Der Erblasser kann bei der Zuwendung allerdings bestimmen, dass keine Ausgleichungspflicht entstehen soll. Dies ist aber nur möglich, soweit hierdurch nicht das Pflichtteilsrecht anderer Erben beeinträchtigt wird (§ 2316 Abs. 3 BGB).

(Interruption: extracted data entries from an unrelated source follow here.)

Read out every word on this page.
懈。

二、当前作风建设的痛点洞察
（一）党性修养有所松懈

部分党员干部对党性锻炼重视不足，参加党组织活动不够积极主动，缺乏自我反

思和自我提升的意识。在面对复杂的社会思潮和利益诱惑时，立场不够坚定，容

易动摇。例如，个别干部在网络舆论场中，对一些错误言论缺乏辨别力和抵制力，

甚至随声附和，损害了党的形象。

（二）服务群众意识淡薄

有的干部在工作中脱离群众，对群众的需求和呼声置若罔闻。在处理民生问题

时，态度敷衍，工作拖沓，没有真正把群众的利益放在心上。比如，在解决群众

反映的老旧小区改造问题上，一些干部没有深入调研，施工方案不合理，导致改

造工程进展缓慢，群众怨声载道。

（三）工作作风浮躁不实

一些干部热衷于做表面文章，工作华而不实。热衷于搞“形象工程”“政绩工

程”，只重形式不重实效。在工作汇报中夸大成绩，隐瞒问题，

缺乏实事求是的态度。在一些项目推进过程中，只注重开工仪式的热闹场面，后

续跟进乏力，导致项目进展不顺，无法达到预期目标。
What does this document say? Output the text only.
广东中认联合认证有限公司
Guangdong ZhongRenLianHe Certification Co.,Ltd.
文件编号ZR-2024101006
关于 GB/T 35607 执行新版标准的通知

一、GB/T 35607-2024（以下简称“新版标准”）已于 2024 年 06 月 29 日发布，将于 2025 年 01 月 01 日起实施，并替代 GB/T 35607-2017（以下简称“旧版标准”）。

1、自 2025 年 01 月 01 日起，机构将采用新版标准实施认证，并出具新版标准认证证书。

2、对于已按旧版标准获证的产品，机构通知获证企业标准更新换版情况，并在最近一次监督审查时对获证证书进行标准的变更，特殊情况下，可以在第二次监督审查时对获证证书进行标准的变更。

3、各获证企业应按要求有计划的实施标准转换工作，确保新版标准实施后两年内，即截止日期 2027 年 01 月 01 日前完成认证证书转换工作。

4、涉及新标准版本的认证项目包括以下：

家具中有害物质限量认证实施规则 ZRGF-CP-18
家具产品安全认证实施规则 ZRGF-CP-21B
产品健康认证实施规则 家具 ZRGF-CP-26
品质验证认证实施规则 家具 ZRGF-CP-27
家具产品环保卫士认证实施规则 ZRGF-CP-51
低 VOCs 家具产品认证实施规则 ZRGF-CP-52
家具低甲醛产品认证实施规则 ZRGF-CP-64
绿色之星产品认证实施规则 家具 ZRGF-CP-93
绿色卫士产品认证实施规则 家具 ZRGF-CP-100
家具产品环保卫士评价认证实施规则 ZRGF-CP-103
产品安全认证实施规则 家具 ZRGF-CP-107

Ausgleichungspflichtig sind insbesondere:

  • Ausstattung, § 2050 (1) BGB: alle Zuwendungen im Hinblick auf Heirat, Begründung oder Erhaltung einer selbständigen Lebensstellung
  • Zuschüsse, die als Einkünfte dienen sollen, § 2050 (2) BGB: sie sind nur insoweit auszugleichen, als sie das den Vermögensverhältnissen des Erblassers entsprechende Maß übersteigen; demnach kommt es nicht auf die Höhe der Zuwendung an, sondern auf die Vermögensverhältnisse beim Erblasser; immer dann, wenn der Erblasser im Zeitpunkt der Zuwendung glauben konnte, dass er trotz dieser Zuwendung die Rechte der übrigen Abkömmlinge erfüllen kann, übersteigt dies nicht seine Vermögensverhältnisse
  • Andere Zuwendungen, § 2050 (3) BGB: für Zuwendungen, die nicht unter die gerade genannten beiden zwei Fälle fallen, findet im Grundsatz keine Ausgleichung statt. Allerdings kann der Erblasser bei der Zuwendung die Ausgleichung anordnen, dann ist sie vorzunehmen; das ist unabhängig davon, ob die Zuwendung übermäßig ist oder nicht
Beispielsweise kann eine solche Zuwendung darin bestehen, dass die heiratende Tochter ein Haus bekommt oder dass der Sohn für den Start in die Selbständigkeit einen höheren Geldbetrag erhält. Werden diese Zuwendungen nicht berücksichtigt, würde das Erbe in der gesetzlichen Erbfolge unfair verteilt werden. Daher erhöht man rechnerisch den Nachlass um diese Vorempfänge und zieht sie anschließend vom Erbteil des Empfängers wieder ab.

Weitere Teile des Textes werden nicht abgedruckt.